In many ways Santa Anita is his home. Security guards stop traffic for his truck. His photo adorns the front entrance.
Talk is fast in Stevens’s world. There is hustling for mounts, strategy sessions and timed training rides. There is a blur of logistics: booking flights and motor coaches and arranging for the family and two dogs to join him for his Triple Crown bid. Plus healing from the knocks of previous races.
He met with a father-daughter duo who trained Stevens’s mount, Storm Fighter, in last month’s Santa Anita Derby.
Later, agent Craig O’Brien, a puffy-faced man, arrived with five minutes worth of updates of possible horses for Stevens’s upcoming races. They batted around dates while Stevens juggled schedules in his mind.
He has ridden plenty of great horses, and the results often come down to chemistry.

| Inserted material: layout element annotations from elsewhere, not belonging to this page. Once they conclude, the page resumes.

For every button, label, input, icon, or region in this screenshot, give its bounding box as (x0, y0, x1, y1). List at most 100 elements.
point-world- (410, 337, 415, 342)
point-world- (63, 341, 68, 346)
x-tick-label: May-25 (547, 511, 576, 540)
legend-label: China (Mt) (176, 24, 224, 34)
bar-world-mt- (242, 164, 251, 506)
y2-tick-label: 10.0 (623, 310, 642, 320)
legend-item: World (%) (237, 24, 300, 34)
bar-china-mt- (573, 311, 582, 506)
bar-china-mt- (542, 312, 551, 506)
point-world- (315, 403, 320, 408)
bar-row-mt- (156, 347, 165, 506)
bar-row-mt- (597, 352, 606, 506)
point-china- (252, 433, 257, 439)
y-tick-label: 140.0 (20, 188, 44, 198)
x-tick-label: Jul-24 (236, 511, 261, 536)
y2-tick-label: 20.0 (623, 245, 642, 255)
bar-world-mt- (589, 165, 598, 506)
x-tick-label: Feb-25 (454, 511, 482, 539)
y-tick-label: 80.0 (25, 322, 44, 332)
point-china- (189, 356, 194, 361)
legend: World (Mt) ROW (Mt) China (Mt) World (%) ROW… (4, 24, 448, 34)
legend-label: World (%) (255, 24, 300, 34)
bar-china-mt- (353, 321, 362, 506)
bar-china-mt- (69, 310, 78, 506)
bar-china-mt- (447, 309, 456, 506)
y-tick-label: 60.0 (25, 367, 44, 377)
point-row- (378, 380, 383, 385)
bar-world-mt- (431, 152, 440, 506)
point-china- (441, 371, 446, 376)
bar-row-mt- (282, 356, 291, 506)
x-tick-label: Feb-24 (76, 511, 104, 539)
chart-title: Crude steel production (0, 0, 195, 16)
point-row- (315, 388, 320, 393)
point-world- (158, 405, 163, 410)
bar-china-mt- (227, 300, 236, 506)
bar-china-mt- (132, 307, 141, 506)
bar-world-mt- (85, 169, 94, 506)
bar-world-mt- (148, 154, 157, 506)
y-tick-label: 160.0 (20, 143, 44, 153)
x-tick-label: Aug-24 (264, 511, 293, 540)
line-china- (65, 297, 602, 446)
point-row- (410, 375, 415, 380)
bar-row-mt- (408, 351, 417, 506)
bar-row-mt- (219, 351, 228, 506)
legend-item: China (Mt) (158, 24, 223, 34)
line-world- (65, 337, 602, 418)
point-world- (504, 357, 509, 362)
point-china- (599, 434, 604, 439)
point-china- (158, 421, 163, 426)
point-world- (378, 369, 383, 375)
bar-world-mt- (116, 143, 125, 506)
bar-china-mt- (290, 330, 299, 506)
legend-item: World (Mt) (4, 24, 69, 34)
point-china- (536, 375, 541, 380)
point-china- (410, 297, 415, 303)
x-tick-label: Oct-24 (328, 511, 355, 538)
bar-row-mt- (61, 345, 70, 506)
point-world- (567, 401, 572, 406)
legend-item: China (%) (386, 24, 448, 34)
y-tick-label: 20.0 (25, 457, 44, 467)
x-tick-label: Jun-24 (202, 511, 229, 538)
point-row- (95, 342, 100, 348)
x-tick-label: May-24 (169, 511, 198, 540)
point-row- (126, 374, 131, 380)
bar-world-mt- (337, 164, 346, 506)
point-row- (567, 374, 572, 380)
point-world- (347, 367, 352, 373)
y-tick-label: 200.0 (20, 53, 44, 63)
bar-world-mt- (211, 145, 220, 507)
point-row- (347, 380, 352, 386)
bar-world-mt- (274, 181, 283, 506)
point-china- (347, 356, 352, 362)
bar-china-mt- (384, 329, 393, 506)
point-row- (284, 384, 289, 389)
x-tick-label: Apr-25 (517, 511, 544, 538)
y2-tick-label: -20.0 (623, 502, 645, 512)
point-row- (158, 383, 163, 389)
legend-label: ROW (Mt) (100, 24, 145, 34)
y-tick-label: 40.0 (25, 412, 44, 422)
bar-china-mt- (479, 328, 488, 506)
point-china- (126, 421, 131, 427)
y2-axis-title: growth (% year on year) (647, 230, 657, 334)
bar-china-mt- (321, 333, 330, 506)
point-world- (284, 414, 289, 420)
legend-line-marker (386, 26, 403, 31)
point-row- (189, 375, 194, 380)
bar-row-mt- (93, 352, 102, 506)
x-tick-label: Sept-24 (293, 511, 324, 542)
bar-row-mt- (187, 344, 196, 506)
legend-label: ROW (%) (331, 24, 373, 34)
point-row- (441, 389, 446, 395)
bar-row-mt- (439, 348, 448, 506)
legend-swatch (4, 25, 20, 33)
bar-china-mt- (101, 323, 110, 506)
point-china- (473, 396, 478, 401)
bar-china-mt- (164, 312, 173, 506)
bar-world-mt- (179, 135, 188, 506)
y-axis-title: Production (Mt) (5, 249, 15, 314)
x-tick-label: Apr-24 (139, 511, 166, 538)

“Give me a great bond with a horse that’s third best over the best horse,” Stevens said.
Since beginning his comeback, he hasn’t found that bond in the top races. In the Dubai World Cup, his mount racked his shoulder into the starting gate and finished in 11th place. There was a disappointing sixth place at Santa Anita; and Oxbow — the horse he will ride Saturday — was out of the money at the Arkansas Derby.
Winning the Kentucky Derby has meant the world to Stevens.
His first victory at Churchill Downs aboard Winning Colors in 1988 opened up opportunities to mount seven more Triple Crown race winners, including two more in Kentucky. It earned him the role of personal jockey for an Arab emir and Queen Elizabeth II.
Fellow Hall of Fame jockey Mike Smith, 47, who will compete against Stevens Saturday aboard Palace Malice, said his friend is “as hungry as ever.”
“He’s riding better now than the past few years before he retired,” Smith said.
Riding as fast as possible in a crowded field slows down the world for Stevens. The 90-plus seconds around the oval are when life seems to make the most sense to him.
Here he can face the danger of being put to the ground, yet avoid tragedy and protect himself because he knows how to read horses. He can switch his whip hand, change the lead foot and control the action best to maximize his opportunity.
The thought of winning the Kentucky Derby has an articulate man, who until recently made his living as a professional commentator, struggle for full sentences to describe his reverence and desire for victory.
“I would rather just do analyst work, than to just ride in the Kentucky Derby,” Stevens said. He’s back in racing not just to ride, but to win. His preparation and decision will be tested. And Stevens will need some newfound Luck.